As I’ve found in my research, the development of offshore finance in Luxembourg was not due to globalization or entrepreneurialism, but was rather a state-guided process to create a workforce whose income taxes could fund what is now the country’s generous welfare state. Thus, paradoxically, it is tax flight from, say, the United States or France – which leads to a decline in the quality of public services in these countries – that subsidizes the current high standard of living in Luxembourg.

As I ask, in an era of increasing inequality – why is it that a rich few are able to forgo their societal obligations by avoiding their fair share of tax?” – Dr. Samuel Weeks

Q: What first sparked your interest in your research question?

November 2014, a few months after my first trip to Luxembourg, was the beginning of the LuxLeaksscandal – which was a bit like the Panama Papers and the Pandora Papers in that it exposed widespread tax avoidance by wealthy multinationals. The “LuxLeaks” showed how a single official from the Luxembourg tax authority signed off on deals allowing some of the world’s richest corporations – including Apple, Amazon, Fiat, Pepsi, Ikea and Koch Industries – to essentially pay no tax. When these companies don’t contribute their fair share to essential public resources, it means that others have to make up the difference, such as from the income taxes of middle- and working-class earners in the United States and elsewhere. Needless to say, it was in the fallout of the “LuxLeaks” that I established the basis for my current research project.

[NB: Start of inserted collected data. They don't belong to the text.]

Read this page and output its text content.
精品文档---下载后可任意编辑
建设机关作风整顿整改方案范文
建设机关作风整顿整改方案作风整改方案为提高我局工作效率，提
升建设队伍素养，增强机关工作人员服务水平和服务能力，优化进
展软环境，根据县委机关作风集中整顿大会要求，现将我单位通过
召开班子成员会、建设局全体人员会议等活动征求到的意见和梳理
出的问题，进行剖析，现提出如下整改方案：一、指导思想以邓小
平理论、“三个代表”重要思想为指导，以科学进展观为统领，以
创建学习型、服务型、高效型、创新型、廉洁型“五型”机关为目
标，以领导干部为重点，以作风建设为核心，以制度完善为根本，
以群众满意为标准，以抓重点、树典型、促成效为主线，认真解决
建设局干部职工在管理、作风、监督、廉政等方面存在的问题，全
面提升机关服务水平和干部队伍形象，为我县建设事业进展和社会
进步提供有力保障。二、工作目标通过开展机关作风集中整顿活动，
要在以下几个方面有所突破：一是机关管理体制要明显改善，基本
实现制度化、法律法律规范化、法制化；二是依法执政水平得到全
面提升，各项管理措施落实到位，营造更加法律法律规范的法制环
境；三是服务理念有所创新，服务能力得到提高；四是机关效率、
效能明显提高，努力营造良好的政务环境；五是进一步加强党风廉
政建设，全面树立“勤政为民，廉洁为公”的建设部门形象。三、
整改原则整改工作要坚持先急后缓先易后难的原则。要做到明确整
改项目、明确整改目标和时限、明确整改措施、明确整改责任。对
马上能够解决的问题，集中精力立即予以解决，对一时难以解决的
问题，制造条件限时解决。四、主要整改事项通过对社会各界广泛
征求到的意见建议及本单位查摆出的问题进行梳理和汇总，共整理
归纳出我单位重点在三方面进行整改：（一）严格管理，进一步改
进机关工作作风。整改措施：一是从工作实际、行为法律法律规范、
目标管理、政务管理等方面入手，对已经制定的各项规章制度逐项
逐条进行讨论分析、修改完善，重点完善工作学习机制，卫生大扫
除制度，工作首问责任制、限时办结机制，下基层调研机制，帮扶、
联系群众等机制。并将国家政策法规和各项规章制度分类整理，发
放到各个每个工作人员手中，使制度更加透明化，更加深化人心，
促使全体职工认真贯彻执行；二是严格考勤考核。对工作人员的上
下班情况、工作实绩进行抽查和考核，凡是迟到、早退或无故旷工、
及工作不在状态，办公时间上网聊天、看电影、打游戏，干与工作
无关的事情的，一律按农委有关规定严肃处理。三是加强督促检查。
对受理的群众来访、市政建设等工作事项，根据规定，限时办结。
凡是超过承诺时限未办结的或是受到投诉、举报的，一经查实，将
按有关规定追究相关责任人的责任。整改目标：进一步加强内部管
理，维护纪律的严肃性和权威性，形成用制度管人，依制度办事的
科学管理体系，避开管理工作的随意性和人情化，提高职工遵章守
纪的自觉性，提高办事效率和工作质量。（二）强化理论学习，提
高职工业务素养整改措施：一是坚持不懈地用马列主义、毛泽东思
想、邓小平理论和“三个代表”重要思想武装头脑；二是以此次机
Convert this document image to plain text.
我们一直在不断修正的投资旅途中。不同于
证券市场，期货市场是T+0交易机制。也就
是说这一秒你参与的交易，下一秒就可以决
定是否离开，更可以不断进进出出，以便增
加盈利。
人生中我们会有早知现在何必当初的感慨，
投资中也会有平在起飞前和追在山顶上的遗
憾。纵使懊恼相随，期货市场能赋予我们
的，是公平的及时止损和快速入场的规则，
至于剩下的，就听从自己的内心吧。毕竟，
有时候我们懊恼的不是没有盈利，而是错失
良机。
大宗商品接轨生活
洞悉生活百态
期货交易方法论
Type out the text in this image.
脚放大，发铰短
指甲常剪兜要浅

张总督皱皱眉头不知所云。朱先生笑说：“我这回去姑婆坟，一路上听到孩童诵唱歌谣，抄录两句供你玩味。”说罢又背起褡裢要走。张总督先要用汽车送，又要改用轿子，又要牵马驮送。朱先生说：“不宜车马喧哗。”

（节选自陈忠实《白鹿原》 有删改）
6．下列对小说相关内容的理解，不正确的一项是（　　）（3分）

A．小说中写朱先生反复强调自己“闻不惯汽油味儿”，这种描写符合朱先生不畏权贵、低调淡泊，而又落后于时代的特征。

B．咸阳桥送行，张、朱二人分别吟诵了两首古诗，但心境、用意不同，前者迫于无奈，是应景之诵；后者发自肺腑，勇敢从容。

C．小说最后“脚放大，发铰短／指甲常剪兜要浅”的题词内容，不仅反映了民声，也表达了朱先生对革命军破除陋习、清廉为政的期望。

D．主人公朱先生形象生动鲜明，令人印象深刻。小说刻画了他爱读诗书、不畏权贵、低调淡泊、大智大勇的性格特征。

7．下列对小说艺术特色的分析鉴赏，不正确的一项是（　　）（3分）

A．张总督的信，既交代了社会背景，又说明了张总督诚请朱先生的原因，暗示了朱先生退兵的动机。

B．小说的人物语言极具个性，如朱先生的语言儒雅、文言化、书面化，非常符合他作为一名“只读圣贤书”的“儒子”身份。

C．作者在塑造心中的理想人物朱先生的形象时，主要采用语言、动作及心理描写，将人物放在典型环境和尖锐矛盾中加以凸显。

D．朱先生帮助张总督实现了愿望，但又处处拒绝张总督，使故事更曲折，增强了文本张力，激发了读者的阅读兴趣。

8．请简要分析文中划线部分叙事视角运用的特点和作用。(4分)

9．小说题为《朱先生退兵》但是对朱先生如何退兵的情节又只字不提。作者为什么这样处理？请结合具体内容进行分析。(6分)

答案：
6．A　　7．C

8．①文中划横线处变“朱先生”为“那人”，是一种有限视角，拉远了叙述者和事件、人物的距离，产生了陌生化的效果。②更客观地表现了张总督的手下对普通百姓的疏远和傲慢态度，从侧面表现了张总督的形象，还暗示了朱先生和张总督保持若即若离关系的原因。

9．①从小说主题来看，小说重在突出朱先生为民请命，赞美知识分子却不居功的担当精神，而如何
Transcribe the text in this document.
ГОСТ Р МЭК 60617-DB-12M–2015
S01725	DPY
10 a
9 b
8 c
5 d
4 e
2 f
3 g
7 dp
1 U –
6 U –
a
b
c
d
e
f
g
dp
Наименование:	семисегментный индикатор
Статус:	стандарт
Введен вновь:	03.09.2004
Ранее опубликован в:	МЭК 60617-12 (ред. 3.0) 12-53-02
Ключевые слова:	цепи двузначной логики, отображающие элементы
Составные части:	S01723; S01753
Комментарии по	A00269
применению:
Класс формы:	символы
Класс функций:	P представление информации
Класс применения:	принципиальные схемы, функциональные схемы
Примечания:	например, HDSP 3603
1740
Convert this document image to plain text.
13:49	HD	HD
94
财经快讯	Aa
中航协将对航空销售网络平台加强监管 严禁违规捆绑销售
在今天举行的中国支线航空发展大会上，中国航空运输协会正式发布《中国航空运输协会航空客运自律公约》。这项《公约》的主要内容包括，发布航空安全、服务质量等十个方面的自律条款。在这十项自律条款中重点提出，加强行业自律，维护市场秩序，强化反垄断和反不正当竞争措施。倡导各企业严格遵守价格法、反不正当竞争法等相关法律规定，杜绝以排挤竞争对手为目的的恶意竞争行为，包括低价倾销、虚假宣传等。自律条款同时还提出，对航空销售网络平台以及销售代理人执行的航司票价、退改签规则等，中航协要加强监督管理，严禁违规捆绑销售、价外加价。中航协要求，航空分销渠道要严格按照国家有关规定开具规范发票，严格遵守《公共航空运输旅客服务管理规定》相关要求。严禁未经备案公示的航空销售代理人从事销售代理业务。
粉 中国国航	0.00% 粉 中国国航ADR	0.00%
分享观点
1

Q: What drives your passion to do this research?

As is detailed in the “LuxLeaks” and Panama Papers, the amount of tax that these wealthy companies and individuals avoid by routing money through Luxembourg is simply staggering, in the tens of billions of dollars – money that could instead be used to improve infrastructure, education and health care in the United States and other countries. It is the injustice of such arrangements that drives my passion for this research!

Q: What’s a little-known fact about your work?

We tend to think of the “offshore finance” that takes place in tax havens as something that only affects far off tropical islands, but that’s absolutely not the case! The money that, say, the City of Philadelphia lacks for improvements in infrastructure, education and health care very much exists – but, too frequently, it remains hidden in the ledger of a company with operations in Luxembourg or in one of the world’s many other tax havens.

Q: If you had any words of advice for an aspiring researcher in this field, what would they be?

Make sure that you digitize your field notes! Had I not done this, the months of painstaking research that I had conducted until then would have amounted to nothing when I unfortunately lost one of my field notebooks. It is fieldwork crises like this one that aspiring researchers should try to avoid at all costs.